Vertebral body height often increases during vertebroplasty, although the clinical significance of restoring height is unknown.7) Kyphoplasty and vertebroplasty showed similar reduction in pain and disability, with similar safety and complication rates.4)
Vertebroplasty was not associated with increased refracture rates in different vertebrae.2123) However, other report showed refracture of different vertebrae in the vertebroplasty group occurred much sooner than that in a conservative treatment group.21) Recollapse of augmented vertebrae is not relatively common. In our study, vertebral body height gradually decreased during the follow-up period in about half of the patients, without reappearance of severe back pain. Air clefts and greater height restoration of fractured vertebrae were risk factors for recollapse.610) Air clefts within the vertebrae were also prone to vertebral height decrease in our study. Non-cemented-endplate-contact was another important predisposing factor for recollapse.10) Preoperative kyphotic change also influenced recollapse of cemented vertebrae.8)

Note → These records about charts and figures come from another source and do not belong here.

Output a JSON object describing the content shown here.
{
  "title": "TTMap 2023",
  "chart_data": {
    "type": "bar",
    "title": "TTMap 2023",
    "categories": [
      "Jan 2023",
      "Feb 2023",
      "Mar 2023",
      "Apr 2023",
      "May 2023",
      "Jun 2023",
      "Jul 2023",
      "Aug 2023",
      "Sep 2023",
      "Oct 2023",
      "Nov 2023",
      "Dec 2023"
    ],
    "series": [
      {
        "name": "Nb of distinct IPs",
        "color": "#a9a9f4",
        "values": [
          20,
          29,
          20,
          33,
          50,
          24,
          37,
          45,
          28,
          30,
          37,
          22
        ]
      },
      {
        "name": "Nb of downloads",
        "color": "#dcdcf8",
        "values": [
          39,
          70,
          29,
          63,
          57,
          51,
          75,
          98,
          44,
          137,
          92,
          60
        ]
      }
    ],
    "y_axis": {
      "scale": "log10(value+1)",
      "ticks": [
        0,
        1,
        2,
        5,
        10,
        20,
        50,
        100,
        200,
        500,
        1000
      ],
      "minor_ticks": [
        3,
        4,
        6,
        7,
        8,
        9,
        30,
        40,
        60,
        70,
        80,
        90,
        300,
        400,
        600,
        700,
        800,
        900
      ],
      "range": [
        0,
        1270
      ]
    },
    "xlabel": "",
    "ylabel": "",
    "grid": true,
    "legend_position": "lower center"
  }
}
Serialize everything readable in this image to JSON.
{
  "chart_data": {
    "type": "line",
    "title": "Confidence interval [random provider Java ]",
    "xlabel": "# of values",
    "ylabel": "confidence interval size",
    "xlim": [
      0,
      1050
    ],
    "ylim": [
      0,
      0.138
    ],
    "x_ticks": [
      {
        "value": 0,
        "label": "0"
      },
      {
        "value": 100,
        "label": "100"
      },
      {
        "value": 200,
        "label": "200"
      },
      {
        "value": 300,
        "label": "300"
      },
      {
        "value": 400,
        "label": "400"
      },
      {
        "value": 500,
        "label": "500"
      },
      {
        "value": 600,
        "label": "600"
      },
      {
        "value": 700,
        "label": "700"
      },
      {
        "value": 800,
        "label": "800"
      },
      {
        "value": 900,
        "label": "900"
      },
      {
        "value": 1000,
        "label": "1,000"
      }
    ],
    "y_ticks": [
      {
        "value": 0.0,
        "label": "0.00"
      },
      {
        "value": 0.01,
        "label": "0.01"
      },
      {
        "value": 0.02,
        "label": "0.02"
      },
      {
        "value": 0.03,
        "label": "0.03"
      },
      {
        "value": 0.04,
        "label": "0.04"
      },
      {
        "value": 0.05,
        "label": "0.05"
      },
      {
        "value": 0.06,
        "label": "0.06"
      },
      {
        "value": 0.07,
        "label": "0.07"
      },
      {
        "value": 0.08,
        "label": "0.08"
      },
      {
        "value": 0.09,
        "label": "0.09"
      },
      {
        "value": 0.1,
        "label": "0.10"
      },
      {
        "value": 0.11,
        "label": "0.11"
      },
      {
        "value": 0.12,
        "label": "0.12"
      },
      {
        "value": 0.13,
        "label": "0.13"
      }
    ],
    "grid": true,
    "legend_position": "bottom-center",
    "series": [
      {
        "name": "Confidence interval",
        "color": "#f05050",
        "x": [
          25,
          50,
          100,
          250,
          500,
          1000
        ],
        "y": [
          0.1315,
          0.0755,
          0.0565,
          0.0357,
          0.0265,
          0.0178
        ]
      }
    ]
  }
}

Cement augmentation restores the strength of treated vertebrae, but leads to an increased endplate bulge and altered load transfer in adjacent vertebrae.16) Cemented vertebrae had a lower elastic modulus, but there was no significant effect on the frequency or severity of an induced fracture within the vertebrae.15) Pneumaticos et al.18) reported that there is no difference in the compressive load of failure between augmented and non-augmented fractured vertebrae. These mechanisms may induce recollapse of augmented vertebrae as well as non-augmented fractured vertebrae. Recollapse was more common with use of calcium phosphate.17) The mechanism of recollapse after vertebroplasty may be thermal necrosis19) and mismatch of elastic modulus, stiffness, and strength at the cement-bone interface.11)
The optimal volume of cement to inject into fractured vertebrae remains controversial. Vertebral augmentation with appropriate amounts of bone cement does not lead to stress peaks under the endplate.1) Bone cement increases subsidence in the posterior regions of the treated endplate and the anterior region of the superior caudal endplate.14) Greater height restoration and solid lump filling cement are risk factors for refracture of cemented vertebrae.313) Greater volume of injected cement contributed to frequent subsequent fracture.12) Cement volume was related to recollapse of fractured vertebrae as well as subsequent fracture.9) But, other studies showed that there was no correlation between injected cement volume and subsequent fracture.520) Our study suggested that more than 4 cc of injected cement may induce a gradual vertebral height decrease after vertebroplasty. Larger cement volume may induce more thermal necrosis and mismatch at cement-bone interface.
A limitation of our study is that follow-up periods were relatively short and did not define the relationship between gradual vertebral height decrease and the clinical significance. So, further studies will be needed about clinical significance of gradual vertebral height decrease.